In the last 4 months I have had some very vivid dreams. Apon waking, during two of these vivid dream occurences I've recalled 2 names of people that I have never met nor have ever heard of before in my life. Somehow I know they exsist or have exsisted. So I googled them. 

Georgia Means
Ida Abrams

Strange.... Ida came up a few times but Georgia had one legitimate entry on a family tree.

Any thoughts about these occurences? Apon waking I was very adamant about remembering and repeating these names....

----------


## Burns

Do either of those names mean anything to you? If not, you may have heard them sometime during the day and incorporated them into your dream. Maybe you will learn the meaning of these names in the future since you were so intent on remembering them after waking up. Or maybe it was just one of those freak dream things that happen for no apparent reason. I've had dreams with people I don't know, and a couple of names I didn't recognize. Sorry I can't give you a satisfactory answer, but since no one has answered you yet, I felt obligated to throw you something! Good luck.   :smiley:

----------


## orionvega

Neither of the names mean anything to me, really. I'm sure I could come up with something if I really stretched it. Apon waking, I KNEW these names were somehow significant and that I should remember them, not just as names but as they really exist. In this particular dream, I myself, was a convict in prison. A large long haired, and greying man, a pirate type. It was one of the first occurences where I was actually able to document my appearance in such detail. In "real life" I am not a pirate type, nor even a man. In the dream, as this convict, I knew Georgia Means. 

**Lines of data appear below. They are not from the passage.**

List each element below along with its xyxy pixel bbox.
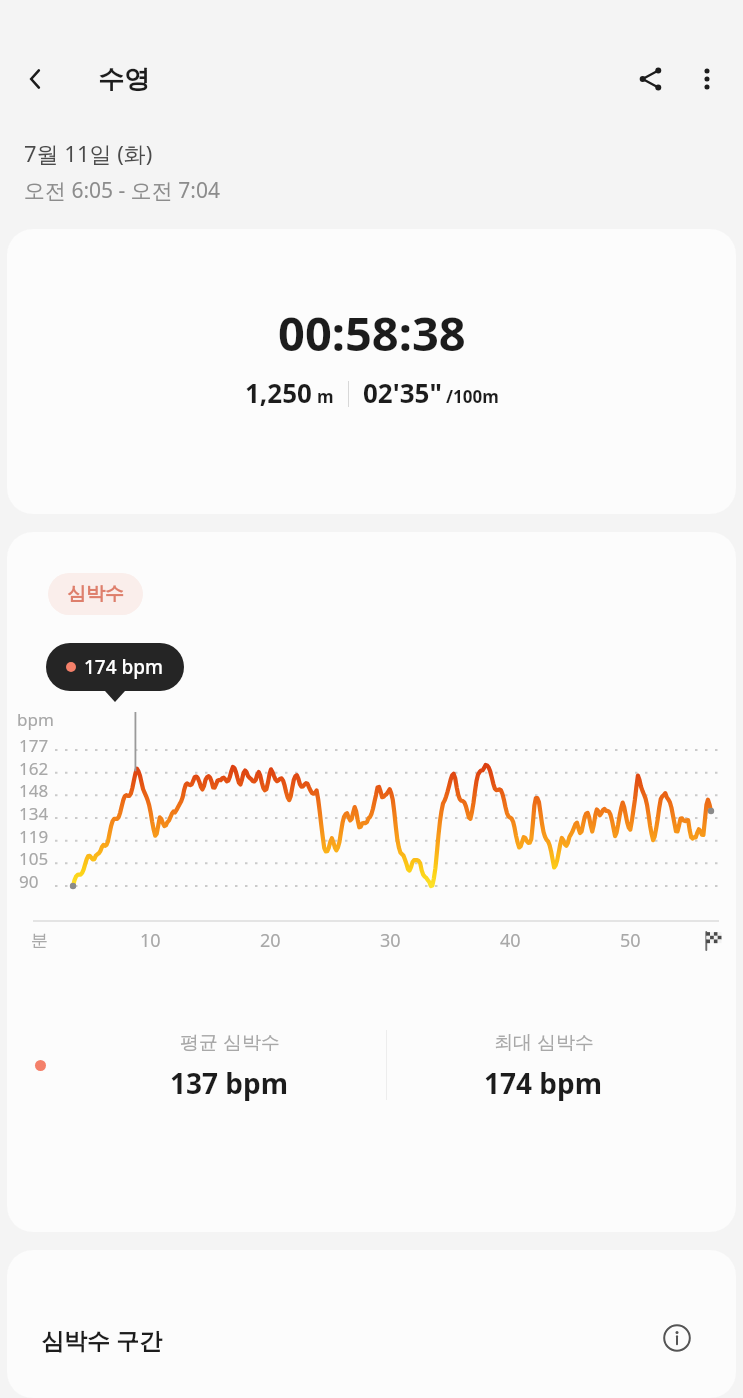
staticText: 174 bpm bbox=[84, 654, 164, 680]
staticText: 162 bbox=[19, 757, 49, 780]
button[interactable]: Share bbox=[623, 51, 679, 107]
staticText: 평균 심박수 bbox=[180, 1029, 280, 1055]
staticText: 105 bbox=[19, 847, 49, 870]
staticText: 119 bbox=[19, 825, 49, 848]
staticText: 수영 bbox=[98, 63, 150, 96]
staticText: 174 bpm bbox=[484, 1064, 603, 1102]
staticText: /100m bbox=[446, 385, 499, 408]
button[interactable]: 심박수 bbox=[48, 573, 143, 615]
staticText: 40 bbox=[500, 928, 521, 953]
staticText: 30 bbox=[380, 928, 401, 953]
staticText: 148 bbox=[19, 779, 49, 802]
staticText: 1,250 bbox=[245, 375, 312, 410]
staticText: 134 bbox=[19, 802, 49, 825]
staticText: 10 bbox=[140, 928, 161, 953]
staticText: bpm bbox=[17, 708, 54, 731]
staticText: 오전 6:05 - 오전 7:04 bbox=[24, 176, 220, 205]
staticText: 00:58:38 bbox=[278, 301, 466, 365]
other: Finish bbox=[690, 931, 736, 950]
staticText: 177 bbox=[19, 734, 49, 757]
button[interactable]: Information bbox=[655, 1316, 699, 1360]
staticText: 심박수 bbox=[67, 582, 124, 606]
staticText: 90 bbox=[19, 870, 39, 893]
staticText: 137 bpm bbox=[170, 1064, 289, 1102]
staticText: 심박수 구간 bbox=[41, 1324, 162, 1355]
staticText: m bbox=[317, 385, 334, 408]
button[interactable]: Back bbox=[10, 53, 62, 105]
button[interactable]: 심박수 bbox=[7, 532, 736, 1232]
staticText: 7월 11일 (화) bbox=[24, 138, 153, 168]
button[interactable]: More options bbox=[679, 51, 735, 107]
staticText: 분 bbox=[31, 930, 48, 951]
staticText: 02'35" bbox=[363, 375, 442, 410]
staticText: 50 bbox=[620, 928, 641, 953]
button[interactable]: 00:58:38 bbox=[7, 229, 736, 514]
button[interactable]: 심박수 구간 bbox=[7, 1250, 736, 1398]
staticText: 최대 심박수 bbox=[494, 1029, 594, 1055]
staticText: 20 bbox=[260, 928, 281, 953]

   It's very strange to me, but has had some huge significance in my dream life, I don't think I'll ever forget it.

Thanks for the reply....

----------


## Ubik

I had quite a strange dream where the film director Richard Linklater told me to check out a new band he'd heard. They were called 'The New People' he told me I'd really like them. weird   ::shock::

----------


## orionvega

The New People was a very very short lived ABC television series which aired from September 22, 1969 to January 12, 1970 and almost nobody remembers. The New People was an Aaron Spelling production about a *band* of young college students who, on their way home from a goodwill tour to South East Asia, crashed on a deserted South Pacific island named Bomao.


weird...

----------